A fresh study of the much exploited 340B Drug Discount Program says that draft guideline revisions under consideration would likely not be successful because the Health Resource and Services Administration (HRSA) does not have the statutory authority to impose or to enforce them.
The report, which appeared in the Food and Drug Law Journal
in January, says that adequate rulemaking authority must be delegated to the HRSA in order to correct the abuses by “thousands” of healthcare institutions and contract pharmacies that are enriching themselves at the expense of indigent patients.
“Congress’ initial mistake was vesting HRSA with responsibility to administer the 340B Program [and] failing to delegate administrative authority to create, implement and enforce the program in the manner that would achieve congressional intent,” the report says.
The 340B program allows healthcare institutions to purchase drugs at 20% to 50% discounts from drug manufacturers and receive full compensation from payers. The report charges that these health institutions are pocketing the spread between the covered price and the discounted price, while contract pharmacies are profiting by dispensing 340B discounted drugs without the ability to determine patient eligibility.
There are now 11,000 covered health institutions enrolled in 340B, triple the number of participating providers in 2005 and representing one-third of US hospitals. In 2014, $7 billion of 340B drugs were purchased, an amount forecast to reach $12 billion by 2016, according to the report.
It calls for a redefinition of a patient who is eligible to benefit from the program, contending that “covered entities have interpreted patient eligibility very broadly to include all patients regardless of income or insurance status, as neither the 340B law nor HRSA guidance has proscribed them from doing so.”
Duke University Hospital purchased $65.8 million in 340B drugs in 2012 and sold those to patients for $135.5 million, resulting in a profit of $69.7 million, the report states, citing an investigation by Senator Charles Grassley (R-Iowa). Duke admitted that it dispensed 70% of the drugs to commercially insured patients and only 5% to its uninsured patients, the report states.

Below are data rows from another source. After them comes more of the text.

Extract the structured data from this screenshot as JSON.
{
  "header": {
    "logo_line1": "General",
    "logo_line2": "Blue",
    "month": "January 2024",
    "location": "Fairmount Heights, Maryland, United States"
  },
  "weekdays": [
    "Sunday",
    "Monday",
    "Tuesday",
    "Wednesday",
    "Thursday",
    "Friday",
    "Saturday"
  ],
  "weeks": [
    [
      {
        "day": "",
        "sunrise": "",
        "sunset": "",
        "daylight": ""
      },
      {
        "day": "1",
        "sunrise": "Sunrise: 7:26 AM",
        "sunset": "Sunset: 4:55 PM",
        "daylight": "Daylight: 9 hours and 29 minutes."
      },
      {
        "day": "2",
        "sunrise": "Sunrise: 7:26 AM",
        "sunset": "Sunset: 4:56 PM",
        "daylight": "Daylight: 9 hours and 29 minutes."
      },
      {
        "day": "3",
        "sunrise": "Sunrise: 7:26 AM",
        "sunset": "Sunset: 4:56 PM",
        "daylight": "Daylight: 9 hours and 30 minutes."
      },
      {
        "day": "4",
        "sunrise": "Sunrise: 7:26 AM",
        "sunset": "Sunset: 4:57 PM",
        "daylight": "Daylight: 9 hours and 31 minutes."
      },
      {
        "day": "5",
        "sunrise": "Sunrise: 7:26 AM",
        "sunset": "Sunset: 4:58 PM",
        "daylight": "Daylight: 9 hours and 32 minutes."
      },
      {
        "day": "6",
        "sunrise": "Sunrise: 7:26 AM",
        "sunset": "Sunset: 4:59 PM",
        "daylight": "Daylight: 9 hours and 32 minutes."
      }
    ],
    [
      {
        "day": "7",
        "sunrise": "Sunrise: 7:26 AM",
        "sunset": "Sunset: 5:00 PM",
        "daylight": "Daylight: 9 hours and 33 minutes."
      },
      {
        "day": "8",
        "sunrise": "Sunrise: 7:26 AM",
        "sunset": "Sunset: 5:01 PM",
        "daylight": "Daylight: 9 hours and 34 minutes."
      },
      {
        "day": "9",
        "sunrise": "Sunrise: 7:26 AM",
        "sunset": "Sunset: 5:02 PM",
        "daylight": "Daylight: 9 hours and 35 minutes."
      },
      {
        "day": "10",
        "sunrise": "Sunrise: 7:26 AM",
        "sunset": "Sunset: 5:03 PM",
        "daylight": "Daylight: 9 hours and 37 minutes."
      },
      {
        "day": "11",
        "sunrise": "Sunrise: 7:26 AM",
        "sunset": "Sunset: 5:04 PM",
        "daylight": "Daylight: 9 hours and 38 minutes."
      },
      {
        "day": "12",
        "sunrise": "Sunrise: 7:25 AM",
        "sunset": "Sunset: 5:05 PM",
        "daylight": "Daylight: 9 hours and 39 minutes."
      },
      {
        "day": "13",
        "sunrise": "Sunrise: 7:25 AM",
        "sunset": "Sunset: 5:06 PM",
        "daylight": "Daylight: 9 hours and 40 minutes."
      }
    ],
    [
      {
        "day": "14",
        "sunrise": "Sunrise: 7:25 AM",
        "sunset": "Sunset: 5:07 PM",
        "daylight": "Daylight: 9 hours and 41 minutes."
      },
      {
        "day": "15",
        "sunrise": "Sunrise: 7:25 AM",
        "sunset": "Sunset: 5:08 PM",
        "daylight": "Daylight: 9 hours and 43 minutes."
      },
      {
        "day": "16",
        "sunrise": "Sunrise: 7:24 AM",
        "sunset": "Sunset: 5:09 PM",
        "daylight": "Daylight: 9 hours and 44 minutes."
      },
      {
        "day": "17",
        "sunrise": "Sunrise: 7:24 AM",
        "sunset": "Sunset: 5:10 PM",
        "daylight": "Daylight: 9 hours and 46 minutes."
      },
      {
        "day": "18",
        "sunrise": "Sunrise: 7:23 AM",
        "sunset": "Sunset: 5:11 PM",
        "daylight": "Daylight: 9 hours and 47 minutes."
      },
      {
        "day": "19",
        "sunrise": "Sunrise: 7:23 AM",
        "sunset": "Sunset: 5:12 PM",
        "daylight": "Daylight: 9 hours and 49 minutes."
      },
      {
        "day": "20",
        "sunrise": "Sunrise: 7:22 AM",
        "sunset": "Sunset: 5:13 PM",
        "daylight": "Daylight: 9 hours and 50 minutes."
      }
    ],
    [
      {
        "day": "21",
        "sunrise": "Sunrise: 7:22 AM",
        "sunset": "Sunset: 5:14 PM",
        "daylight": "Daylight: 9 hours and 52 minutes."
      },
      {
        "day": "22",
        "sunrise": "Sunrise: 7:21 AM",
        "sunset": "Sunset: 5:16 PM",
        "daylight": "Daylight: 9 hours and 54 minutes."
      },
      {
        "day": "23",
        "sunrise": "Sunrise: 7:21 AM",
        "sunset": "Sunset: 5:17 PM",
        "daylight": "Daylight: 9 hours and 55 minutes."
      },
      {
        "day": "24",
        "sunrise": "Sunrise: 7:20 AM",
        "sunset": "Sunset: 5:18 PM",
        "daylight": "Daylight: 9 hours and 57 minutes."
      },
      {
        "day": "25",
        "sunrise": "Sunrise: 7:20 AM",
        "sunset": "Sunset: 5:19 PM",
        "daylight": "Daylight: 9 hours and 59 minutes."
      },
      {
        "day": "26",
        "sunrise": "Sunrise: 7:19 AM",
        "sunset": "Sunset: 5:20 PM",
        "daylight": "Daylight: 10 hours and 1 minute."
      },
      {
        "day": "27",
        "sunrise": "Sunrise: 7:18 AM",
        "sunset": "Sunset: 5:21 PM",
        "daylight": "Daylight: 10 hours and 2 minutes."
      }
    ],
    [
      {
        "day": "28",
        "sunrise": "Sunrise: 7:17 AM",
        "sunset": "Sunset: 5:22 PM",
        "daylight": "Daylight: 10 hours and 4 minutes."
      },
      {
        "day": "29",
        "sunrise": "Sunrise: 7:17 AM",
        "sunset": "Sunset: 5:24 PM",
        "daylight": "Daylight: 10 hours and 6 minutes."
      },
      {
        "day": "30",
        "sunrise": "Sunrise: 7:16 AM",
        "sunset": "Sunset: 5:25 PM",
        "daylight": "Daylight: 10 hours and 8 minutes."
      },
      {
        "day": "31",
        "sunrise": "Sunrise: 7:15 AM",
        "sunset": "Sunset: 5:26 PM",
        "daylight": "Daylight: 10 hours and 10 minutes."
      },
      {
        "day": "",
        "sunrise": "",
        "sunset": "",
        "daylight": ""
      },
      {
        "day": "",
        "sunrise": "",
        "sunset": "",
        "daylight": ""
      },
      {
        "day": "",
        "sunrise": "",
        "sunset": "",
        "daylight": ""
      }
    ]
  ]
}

Without a more restrictive definition of an eligible patient, those institutions that are currently abusing 340B will likely continue to argue that the revenues they are able to pocket reflect congressional intent that the savings on drug purchases do not need to be reinvested for the benefit of uninsured patients, the report says.
“Absent more specific parameters, covered entities will likely follow Duke University Hospital’s model of dispensing the majority of discounted drugs to commercially insured patients,” the report states.
The report also advises that 340B financial incentives be restructured so that hospitals and other participating institutions must first purchase the drugs at the normal price and then apply for rebates; as opposed to the current system, where the drugs are obtained at a discount and payers are billed at the going rate.
“Covered entities would submit requests for reimbursement to HRSA to be reviewed and approved (after the services have been rendered to the patient), and then drug manufacturers would issue a rebate to covered entities reflecting the discount amount,” the report says.
The hoped-for result of restructuring the incentive process is that windfalls to covered institutions would be limited and the cost of the drug to the patient would be limited to the balance after the drug rebate, the report says.
The report charts two decades of exploitation of 340B as it has rapidly grown both in terms of dollar amounts and in the number of participating entities, among them pharmacy companies like Walgreens, which the report notes was criticized by Grassley for having coached its staff on ways to maximize 340B activity to achieve better returns.
Zeta LM. Comprehensive legislative reform to protect the integrity of the 340B Drug Discount Program. Food Drug Law J. 2016;70(4):480-499.